Earlier this month it was reported that US anti-trust regulators forced Johnson & Johnson and Pfizer to agree to sell Zantac (to Boehringer-Ingelheim Pharmaceuticals, for US$509.5M), after there were concerns that this product overlapped with some Pfizer products.
Meanwhile, as reported in the Financial Times last week, Lloydspharmacy has asked the Office of Fair Trading (OFT) in the UK to investigate Pfizer's exclusive agreement with UniChem to act as a single distributor for its drugs in the UK. UniChem is part of Alliance Boots, which also runs the large rival pharmacy chain, Boots.
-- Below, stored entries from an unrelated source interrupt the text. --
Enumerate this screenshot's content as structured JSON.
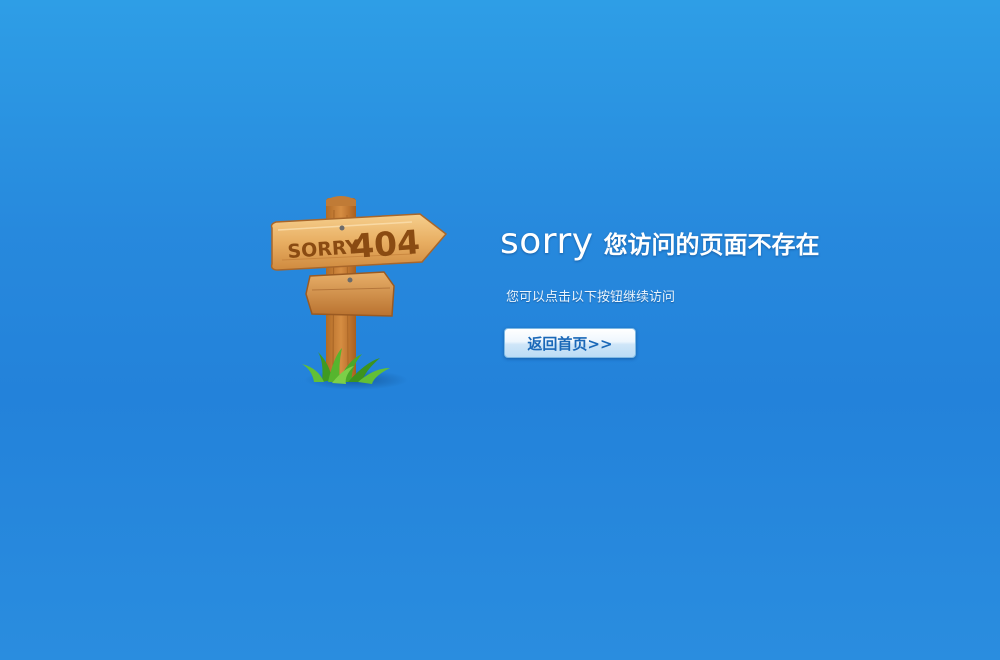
{
  "sign": {
    "sorry_label": "SORRY",
    "code_label": "404"
  },
  "message": {
    "sorry_word": "sorry",
    "headline": "您访问的页面不存在",
    "subtext": "您可以点击以下按钮继续访问"
  },
  "actions": {
    "home_button_label": "返回首页>>"
  },
  "colors": {
    "background_top": "#2e9ee6",
    "background_mid": "#2382da",
    "button_text": "#1a68b8",
    "wood": "#e2a35a",
    "wood_text": "#8a4b12"
  },
  "icons": {
    "signpost": "wooden-signpost-404-illustration",
    "grass": "grass-tuft-icon"
  }
}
Pfizer claims that the deal is to control the supply chain in a fight against counterfeit drugs, but after the expiration of patent protection for several of its key sellers - including Zythromax (antibiotic), Diflucan (antifungal), and Zoloft (antidepressent) - the agreement seems to be equally about limiting competition from cheaper, generic versions. Other British pharmacies and drug distributors are concerned that this will lead to an anti-competitive monopoly, adversely affecting consumers with higher prices. According to a recent report in the Financial Times, Pfizer's drugs account for around 15% of the UK's £10.3 billion pharmaceutical market. Furthemore, pharmacies will be forced to use UniChem as the exclusive provider of Pfizer's branded drugs, leading to concerns that Pfizer will be able to control the discounts available to retailers as well.
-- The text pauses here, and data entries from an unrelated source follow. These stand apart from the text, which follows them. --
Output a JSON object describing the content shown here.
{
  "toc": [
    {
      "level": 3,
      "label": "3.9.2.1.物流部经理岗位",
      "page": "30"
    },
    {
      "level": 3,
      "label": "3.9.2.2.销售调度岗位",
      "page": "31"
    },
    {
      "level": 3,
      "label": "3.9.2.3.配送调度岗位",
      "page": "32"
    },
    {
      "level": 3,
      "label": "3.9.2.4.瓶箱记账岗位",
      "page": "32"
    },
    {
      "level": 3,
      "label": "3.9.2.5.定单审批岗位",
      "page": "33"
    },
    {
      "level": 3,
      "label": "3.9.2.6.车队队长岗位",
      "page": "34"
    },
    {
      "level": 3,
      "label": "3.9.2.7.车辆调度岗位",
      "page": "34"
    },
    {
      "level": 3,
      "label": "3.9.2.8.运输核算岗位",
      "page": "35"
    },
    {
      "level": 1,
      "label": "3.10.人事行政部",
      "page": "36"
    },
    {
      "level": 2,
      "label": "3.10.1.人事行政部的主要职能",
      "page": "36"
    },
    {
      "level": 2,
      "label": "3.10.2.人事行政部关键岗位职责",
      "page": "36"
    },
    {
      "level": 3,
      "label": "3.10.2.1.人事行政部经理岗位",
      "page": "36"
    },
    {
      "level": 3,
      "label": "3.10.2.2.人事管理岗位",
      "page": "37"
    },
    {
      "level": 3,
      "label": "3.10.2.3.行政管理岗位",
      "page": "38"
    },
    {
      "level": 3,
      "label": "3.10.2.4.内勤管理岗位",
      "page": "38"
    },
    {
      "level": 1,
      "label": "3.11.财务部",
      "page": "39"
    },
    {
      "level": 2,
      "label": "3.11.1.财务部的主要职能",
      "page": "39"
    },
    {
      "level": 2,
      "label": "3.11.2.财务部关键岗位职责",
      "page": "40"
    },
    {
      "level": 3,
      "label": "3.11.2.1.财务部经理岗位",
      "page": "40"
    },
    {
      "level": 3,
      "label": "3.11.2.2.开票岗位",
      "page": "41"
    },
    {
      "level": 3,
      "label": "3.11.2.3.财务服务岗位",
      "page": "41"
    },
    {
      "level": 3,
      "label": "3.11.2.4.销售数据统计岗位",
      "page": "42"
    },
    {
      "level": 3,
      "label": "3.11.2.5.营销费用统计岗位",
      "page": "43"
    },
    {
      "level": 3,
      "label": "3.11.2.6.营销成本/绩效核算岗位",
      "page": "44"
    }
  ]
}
James Harding, in an opinion piece in the The Times, suggests that public scrutiny will exonerate Pfizer, but he is correct to note that important questions being asked, "Is Pfizer just hyping up the counterfeits argument in order to cut out competition and take control of pricing?" and "Will UniChem provide as reliable a service to other pharmacies as it does to its own Boots stores?" In other words, the Pfizer-UniChem agreement will in effect control each level of the chain, right down to the deals with individual retailers themselves. By "taking a risk," Harding seems to think Pfizer is exonerated. But surely that is the nature of the entrepreneurial business models - taking risks pays much higher dividends. It is not clear that the risk of Pfizer grazing a knee if UniChem stumbles will be a sufficient check and balance against the potentially anti-competitive nature of this deal.
The British Association of Pharmaceutical Wholesalers (BAPW), the main trade body in the UK, is likely to make a similar complaint with the OFT. The Chairman of BAPW, Ian Brownlee, said to The Times, "With a single supplier the delivery system cannot ensure that pharmaceutical products are there in the dispensary when they are needed. Profit is being put before patient safety with a breathtaking arrogance." UniChem is one of its members.